You probably need to know about how flamegraphs work. To read up on them, see http://www. brendangregg.com/flamegraphs.html. There are some useful YouTube videos linked there to give you guidance. In particular, the video at https://youtu.be/D53T1Ejig1Q is useful. If you’re in a rush, just watch from the 10 minute mark to about the 16 minute mark.
Here’s a flamegraph of the starter code:

For your convenience, we’ve created a Makefile target that runs your program and generates the flamegraph. You can run it by typing “make”. This will generate an SVG (Scalable Vector Graphics) file called “flamegraph.svg” containing the graph, which can be viewed in any graphical viewing program or in your preferred web browser.
In your commit log message, explain how you used your profiling data to decide what to change. Be sure to include the flamegraph for the final version of the program and provide some explanation to the reader as to how your updated flamegraph demonstrates improvement over the starter code.
Rules/Restrictions. To prevent trivializing the problem, and to make it possible for us to compare your code against the starter code, here is a list of rules:
• The arguments of the program must still be respected (so you can’t change the the number of students/ideas/packages managed by each thread).
• Must not introduce bugs (memory leaks, deadlocks, etc.).
• You must not hardcode any values that are read from files. We will be testing with different files of various sizes.
• No other changes that trivialize the simulation or execution (e.g. deleting functionality or things that consume CPU time).
Rubric
We’re switching things up here and requiring a commit log message instead of a report. Probably you didn’t like writing reports that much and the TAs didn’t really enjoy reading them either. Commit messages should still argue for why your change should be merged (including the flamegraph) but imply less boilerplate.

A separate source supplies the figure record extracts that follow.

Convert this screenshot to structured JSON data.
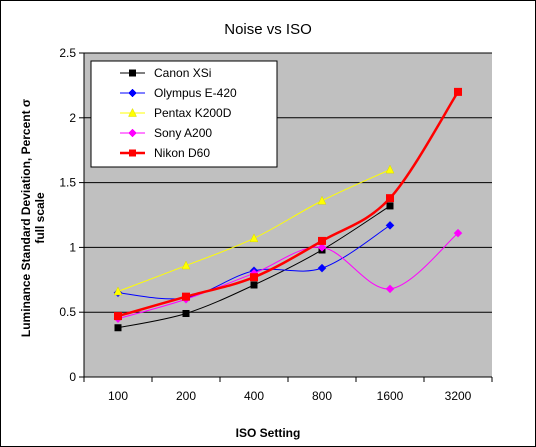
{
  "chart_data": {
    "type": "line",
    "title": "Noise vs ISO",
    "xlabel": "ISO Setting",
    "ylabel_lines": [
      "Luminance Standard Deviation, Percent σ",
      "full scale"
    ],
    "categories": [
      "100",
      "200",
      "400",
      "800",
      "1600",
      "3200"
    ],
    "ylim": [
      0,
      2.5
    ],
    "yticks": [
      "0",
      "0.5",
      "1",
      "1.5",
      "2",
      "2.5"
    ],
    "grid": "horizontal",
    "legend_position": "top-left",
    "plot_background": "#c0c0c0",
    "series": [
      {
        "name": "Canon XSi",
        "color": "#000000",
        "marker": "square",
        "width": 1,
        "values": [
          0.38,
          0.49,
          0.71,
          0.98,
          1.32,
          null
        ]
      },
      {
        "name": "Olympus E-420",
        "color": "#0000ff",
        "marker": "diamond",
        "width": 1,
        "values": [
          0.65,
          0.61,
          0.82,
          0.84,
          1.17,
          null
        ]
      },
      {
        "name": "Pentax K200D",
        "color": "#ffff00",
        "marker": "triangle",
        "width": 1,
        "values": [
          0.66,
          0.86,
          1.07,
          1.36,
          1.6,
          null
        ]
      },
      {
        "name": "Sony A200",
        "color": "#ff00ff",
        "marker": "diamond",
        "width": 1,
        "values": [
          0.45,
          0.6,
          0.8,
          1.0,
          0.68,
          1.11
        ]
      },
      {
        "name": "Nikon D60",
        "color": "#ff0000",
        "marker": "square",
        "width": 2.5,
        "values": [
          0.47,
          0.62,
          0.77,
          1.05,
          1.38,
          2.2
        ]
      }
    ]
  }
}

Implementation (35 marks) Your code must preserve the original behaviour and cannot violate any of the rules specified above. The changes you make should be supported by a profiling tool of some sort and not just be random changes.
Commit Log (15 marks) 12 marks for explaining the changes that you’ve made, including your final flamegraph and some explanation for the reader. 3 marks for clarity of exposition.
Performance (50 marks) For this lab, we are finally measuring performance. Your code must run faster than the starter code. The faster, the better. Updated marking guidelines:
Speedup (×) (% of marks for performance)
≥ 13.5 100
[12,13.5) 90
[11,12) 80
[10,11) 70
[9,10) 60
[8,9) 50
[7,8) 40
[6,7) 30
[5,6) 20
[4,5) 10
< 4 0
What goes in a commit log
Here’s a suggested structure for your commit log message justifying the pull request.
• Pull Request title explaining the change (less than 80 characters)
• Summary (about 1 paragraph): brief, high-level description of the work done.
• Tech details (3–5 paragraphs): anything interesting or noteworthy for the reviewer about how the work is done.
• Something about how you tested this code for correctness and know it works (about 1 paragraph)
• Something about how you tested this code for performance and know it is faster (about 3 paragraphs, referring to the flamegraph as appropriate).
Write your message in the file commit-log/message.md and put the final generated flamegraph into commit-log/flamegraph.svg. Don’t forget to git add commit-log/flamegraph.svg.